There has to be slope otherwise you just have a big, static lake.

 

[Dale]

what dynamics are moving liquid in open channel flow without slope (irrigation channels)?

Open channel flow is purely gravitational.

 

[aladinlamp]

There has to be slope otherwise you just have a big, static lake.

Ok imagine 2 scenarios
1. Channels are empty and are being filled for the first time. What forces drive the liquid until it becomes big static lake?
2. Channels are filled but at the end of the channel water is being pumped out for irrigation. What drives the liquid to be replenished in the channels?

 

[Dale]

What forces drive the liquid until it becomes big static lake?

Gravity

What drives the liquid to be replenished in the channels?

Gravity

Again, open channel flow is purely gravitational.

 

[Arjan82]

Ok imagine 2 scenarios
1. Channels are empty and are being filled for the first time. What forces drive the liquid until it becomes big static lake?
2. Channels are filled but at the end of the channel water is being pumped out for irrigation. What drives the liquid to be replenished in the channels?

1. At the point you are filling the channel the water surface is raised a bit. Gravity will even this out by moving water away from this point.
2. vice versa.

 

[Lnewqban]

All the molecules of water tend to find a balanced state respect to the neighbour molecules under the action of gravity.
They self-adjust for tiny level differentials caused by wind, evaporation, exfiltration, pumping, drains, etc.
Please, see:
https://en.m.wikipedia.org/wiki/Roman_aqueduct#Conduits_and_gradients

:)

 

[russ_watters]

Back to this question in the OP:

Are they mostly hydrostatic forces?

I'd say no, as hydrostatic force (force due to hydrostatic pressure) is the force on a submerged surface or parcel of water due to the height of the column of water above it (its depth). To drive flow from one place to another, you need a difference in height of one column of water to vs another at another place (not depth). That's called hydraulic or gravitational head:
https://en.wikipedia.org/wiki/Hydra...r piezometric head,or bottom) of a piezometer.

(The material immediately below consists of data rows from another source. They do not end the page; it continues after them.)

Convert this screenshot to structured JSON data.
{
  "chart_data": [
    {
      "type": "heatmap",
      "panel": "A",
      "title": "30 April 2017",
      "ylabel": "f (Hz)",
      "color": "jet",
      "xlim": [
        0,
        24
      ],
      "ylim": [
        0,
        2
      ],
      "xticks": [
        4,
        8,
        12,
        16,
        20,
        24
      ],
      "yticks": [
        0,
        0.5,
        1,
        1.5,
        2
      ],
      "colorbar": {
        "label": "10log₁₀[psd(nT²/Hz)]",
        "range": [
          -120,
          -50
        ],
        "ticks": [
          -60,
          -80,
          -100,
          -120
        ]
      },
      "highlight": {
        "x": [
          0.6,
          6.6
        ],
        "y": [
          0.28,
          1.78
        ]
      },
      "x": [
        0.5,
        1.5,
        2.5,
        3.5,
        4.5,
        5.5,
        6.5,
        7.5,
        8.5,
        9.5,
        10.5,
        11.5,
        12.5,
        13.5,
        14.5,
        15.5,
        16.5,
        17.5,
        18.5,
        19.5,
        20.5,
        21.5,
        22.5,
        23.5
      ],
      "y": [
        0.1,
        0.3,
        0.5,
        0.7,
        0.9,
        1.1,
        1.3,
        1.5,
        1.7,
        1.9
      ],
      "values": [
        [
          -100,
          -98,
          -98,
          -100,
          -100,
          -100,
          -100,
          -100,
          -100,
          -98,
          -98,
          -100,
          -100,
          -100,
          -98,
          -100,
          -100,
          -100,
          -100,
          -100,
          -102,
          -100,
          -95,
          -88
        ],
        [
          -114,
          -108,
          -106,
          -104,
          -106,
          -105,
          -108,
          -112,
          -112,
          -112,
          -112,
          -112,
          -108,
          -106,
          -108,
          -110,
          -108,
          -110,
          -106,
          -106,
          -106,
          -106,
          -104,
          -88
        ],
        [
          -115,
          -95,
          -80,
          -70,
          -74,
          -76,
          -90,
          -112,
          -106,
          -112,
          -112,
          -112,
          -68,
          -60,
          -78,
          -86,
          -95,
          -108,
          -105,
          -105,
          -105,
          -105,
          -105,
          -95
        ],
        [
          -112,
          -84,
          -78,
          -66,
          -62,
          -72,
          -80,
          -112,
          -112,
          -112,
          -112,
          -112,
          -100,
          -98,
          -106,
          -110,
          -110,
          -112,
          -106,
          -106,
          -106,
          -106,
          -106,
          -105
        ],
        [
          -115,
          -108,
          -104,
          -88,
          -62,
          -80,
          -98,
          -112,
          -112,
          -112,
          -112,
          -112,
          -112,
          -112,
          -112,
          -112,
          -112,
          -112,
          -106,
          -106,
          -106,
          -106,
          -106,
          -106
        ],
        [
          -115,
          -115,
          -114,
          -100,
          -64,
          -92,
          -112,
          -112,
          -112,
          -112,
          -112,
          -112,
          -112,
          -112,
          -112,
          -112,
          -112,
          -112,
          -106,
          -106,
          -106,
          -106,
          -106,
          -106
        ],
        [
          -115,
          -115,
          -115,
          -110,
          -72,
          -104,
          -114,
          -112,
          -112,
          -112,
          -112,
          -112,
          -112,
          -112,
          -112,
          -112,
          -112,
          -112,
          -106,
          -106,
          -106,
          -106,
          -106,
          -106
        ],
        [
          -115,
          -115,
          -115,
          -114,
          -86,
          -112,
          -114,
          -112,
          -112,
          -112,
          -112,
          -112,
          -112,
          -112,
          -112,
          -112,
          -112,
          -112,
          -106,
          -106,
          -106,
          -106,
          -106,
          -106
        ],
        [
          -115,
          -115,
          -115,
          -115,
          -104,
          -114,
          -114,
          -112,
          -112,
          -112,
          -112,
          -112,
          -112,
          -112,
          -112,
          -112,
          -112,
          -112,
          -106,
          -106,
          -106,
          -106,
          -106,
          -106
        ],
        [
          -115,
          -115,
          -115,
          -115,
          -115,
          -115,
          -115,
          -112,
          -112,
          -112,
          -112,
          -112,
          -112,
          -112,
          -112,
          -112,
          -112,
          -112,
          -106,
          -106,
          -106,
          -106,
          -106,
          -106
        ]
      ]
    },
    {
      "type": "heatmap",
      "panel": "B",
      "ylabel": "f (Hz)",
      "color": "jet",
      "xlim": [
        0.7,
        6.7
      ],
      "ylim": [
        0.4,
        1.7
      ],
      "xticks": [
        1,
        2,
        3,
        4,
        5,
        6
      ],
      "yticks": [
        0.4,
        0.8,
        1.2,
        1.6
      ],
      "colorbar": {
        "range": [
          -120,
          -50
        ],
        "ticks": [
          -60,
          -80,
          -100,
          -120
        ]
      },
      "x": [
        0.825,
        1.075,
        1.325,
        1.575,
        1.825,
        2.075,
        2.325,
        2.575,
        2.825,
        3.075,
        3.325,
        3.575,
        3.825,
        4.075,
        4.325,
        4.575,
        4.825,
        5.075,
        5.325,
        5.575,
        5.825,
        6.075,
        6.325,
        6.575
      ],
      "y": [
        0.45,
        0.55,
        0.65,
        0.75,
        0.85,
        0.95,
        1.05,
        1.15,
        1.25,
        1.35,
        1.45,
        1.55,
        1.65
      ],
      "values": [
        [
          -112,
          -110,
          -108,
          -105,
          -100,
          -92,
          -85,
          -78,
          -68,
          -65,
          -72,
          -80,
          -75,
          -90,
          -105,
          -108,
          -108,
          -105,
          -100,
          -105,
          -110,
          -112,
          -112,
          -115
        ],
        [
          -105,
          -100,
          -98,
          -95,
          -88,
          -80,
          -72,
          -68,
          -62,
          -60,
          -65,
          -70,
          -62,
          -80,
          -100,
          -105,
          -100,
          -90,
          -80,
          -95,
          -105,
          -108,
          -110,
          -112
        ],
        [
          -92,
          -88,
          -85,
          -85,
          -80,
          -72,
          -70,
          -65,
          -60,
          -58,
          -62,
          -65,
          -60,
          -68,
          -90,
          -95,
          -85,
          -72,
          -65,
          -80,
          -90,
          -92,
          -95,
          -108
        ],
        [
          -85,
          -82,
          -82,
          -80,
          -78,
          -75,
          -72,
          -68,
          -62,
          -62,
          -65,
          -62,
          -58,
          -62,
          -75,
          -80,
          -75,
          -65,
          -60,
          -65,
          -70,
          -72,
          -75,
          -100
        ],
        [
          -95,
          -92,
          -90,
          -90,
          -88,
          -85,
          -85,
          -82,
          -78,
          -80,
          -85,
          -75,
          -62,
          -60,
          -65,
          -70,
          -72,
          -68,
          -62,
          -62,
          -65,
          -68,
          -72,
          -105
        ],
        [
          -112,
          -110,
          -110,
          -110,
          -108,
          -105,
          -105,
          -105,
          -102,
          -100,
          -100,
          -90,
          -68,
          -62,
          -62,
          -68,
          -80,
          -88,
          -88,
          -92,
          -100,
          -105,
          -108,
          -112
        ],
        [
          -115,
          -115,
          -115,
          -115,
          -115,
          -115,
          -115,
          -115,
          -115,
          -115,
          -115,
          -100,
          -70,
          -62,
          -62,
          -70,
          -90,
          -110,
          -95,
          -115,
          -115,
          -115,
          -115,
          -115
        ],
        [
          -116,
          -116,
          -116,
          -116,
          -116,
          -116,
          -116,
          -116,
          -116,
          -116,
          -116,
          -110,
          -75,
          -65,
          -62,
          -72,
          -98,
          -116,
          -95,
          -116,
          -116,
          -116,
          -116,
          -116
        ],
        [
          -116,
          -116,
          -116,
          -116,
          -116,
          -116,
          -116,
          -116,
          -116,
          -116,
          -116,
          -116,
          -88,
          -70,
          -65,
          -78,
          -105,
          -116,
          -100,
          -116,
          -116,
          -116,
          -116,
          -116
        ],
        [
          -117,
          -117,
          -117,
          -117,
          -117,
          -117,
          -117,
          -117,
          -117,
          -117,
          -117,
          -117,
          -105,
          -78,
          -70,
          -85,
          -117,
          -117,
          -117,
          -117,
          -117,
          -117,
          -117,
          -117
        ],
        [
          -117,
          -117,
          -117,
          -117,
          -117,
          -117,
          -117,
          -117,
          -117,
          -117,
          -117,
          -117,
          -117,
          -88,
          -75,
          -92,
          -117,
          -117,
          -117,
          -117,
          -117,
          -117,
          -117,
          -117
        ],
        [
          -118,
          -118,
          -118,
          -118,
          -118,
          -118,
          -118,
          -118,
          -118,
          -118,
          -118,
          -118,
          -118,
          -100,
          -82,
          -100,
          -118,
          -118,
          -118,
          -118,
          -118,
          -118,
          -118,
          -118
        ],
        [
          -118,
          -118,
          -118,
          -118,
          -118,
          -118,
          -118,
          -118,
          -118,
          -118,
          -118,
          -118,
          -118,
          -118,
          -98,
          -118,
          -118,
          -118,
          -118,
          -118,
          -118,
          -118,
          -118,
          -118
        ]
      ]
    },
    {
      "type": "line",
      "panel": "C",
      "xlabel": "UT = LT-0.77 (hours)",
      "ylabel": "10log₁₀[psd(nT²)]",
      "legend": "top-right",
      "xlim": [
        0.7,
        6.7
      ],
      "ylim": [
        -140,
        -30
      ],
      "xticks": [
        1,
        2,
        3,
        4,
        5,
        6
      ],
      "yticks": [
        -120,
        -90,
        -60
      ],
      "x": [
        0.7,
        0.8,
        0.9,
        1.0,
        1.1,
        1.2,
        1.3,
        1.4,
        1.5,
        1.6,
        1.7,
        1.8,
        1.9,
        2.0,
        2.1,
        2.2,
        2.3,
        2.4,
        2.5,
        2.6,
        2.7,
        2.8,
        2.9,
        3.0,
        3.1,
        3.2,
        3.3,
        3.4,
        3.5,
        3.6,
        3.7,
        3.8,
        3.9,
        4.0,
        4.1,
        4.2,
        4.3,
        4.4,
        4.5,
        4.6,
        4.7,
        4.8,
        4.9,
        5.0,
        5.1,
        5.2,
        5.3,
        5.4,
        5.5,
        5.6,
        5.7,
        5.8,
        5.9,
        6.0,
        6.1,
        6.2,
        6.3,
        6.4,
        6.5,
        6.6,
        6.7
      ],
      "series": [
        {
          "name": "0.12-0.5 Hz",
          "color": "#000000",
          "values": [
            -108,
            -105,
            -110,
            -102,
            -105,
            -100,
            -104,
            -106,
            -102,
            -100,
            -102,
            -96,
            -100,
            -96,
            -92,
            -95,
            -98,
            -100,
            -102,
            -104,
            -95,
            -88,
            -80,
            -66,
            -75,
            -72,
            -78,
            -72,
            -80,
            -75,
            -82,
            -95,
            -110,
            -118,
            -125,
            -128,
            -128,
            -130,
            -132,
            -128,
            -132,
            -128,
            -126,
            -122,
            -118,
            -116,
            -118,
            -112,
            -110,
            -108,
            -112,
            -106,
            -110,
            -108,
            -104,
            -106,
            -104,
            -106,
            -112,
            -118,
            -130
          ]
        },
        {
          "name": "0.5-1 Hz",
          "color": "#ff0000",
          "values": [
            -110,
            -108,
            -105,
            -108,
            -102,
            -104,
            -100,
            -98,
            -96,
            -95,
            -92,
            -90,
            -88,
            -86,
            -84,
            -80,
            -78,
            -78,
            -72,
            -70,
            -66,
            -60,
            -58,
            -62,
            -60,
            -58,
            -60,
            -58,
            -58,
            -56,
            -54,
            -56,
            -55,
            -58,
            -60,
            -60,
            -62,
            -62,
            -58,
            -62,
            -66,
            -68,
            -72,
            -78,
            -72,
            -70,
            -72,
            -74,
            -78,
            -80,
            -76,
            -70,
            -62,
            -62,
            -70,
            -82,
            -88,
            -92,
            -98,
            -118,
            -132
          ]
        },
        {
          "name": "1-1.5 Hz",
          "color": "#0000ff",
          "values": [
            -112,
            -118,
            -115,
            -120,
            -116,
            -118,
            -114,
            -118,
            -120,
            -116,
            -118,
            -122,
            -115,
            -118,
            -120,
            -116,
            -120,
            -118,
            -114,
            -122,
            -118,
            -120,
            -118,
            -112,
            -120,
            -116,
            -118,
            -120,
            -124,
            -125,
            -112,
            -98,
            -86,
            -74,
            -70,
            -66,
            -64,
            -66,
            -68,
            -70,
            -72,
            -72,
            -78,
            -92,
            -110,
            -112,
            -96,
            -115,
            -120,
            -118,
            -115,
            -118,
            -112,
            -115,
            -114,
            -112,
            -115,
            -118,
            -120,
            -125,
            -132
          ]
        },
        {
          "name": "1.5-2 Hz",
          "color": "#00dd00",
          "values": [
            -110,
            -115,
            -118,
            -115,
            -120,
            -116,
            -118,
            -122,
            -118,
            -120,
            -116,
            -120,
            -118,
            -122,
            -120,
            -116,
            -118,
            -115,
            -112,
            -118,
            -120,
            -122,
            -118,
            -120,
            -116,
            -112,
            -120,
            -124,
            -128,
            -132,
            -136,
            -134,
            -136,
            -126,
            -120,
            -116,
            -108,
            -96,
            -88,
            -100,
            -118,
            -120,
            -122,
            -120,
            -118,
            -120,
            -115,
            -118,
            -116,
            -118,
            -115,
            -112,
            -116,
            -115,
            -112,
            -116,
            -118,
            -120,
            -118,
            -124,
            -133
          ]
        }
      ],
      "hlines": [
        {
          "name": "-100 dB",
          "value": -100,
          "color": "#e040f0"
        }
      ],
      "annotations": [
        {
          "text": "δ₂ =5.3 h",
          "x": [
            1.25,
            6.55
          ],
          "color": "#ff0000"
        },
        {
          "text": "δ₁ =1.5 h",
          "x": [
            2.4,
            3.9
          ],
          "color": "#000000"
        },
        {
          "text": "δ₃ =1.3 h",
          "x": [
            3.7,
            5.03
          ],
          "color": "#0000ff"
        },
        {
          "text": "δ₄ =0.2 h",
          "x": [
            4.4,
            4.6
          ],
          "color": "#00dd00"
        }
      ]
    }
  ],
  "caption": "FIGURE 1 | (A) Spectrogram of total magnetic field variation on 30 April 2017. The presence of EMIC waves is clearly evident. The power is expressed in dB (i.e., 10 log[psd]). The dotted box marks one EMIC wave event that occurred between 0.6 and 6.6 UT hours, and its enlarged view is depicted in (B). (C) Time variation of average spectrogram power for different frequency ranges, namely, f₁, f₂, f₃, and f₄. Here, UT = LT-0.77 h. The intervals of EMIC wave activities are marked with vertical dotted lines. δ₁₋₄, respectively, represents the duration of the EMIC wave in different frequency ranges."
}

Related, but not quite the same thing. But it's this difference in height (and the resulting pressure difference) that drives the flow.

 

[aladinlamp]

ok little side question
when flow is initiated by height difference, liquid has to overcome viscosity, internal friction.
does it mean, any liquid movement is causing liquid to heat up ?
in perfect heat isolated system, moving liquid(water) will just gain heat and increase its temperature until it will boil ?<

 

[Arjan82]

In principle you are right. Allthough in practice I don't know of anyone having done an experiment with so much friction that the water starts to boil off.

In wind tunnels this can be a problem however. This is a more or less closed system and due to the turbulence generation, which dissipates due to viscosity/friction, the temperature inside the wind tunnel rises. This can cause all sorts of problems, like changing properties of air, instrument calibration issues etc.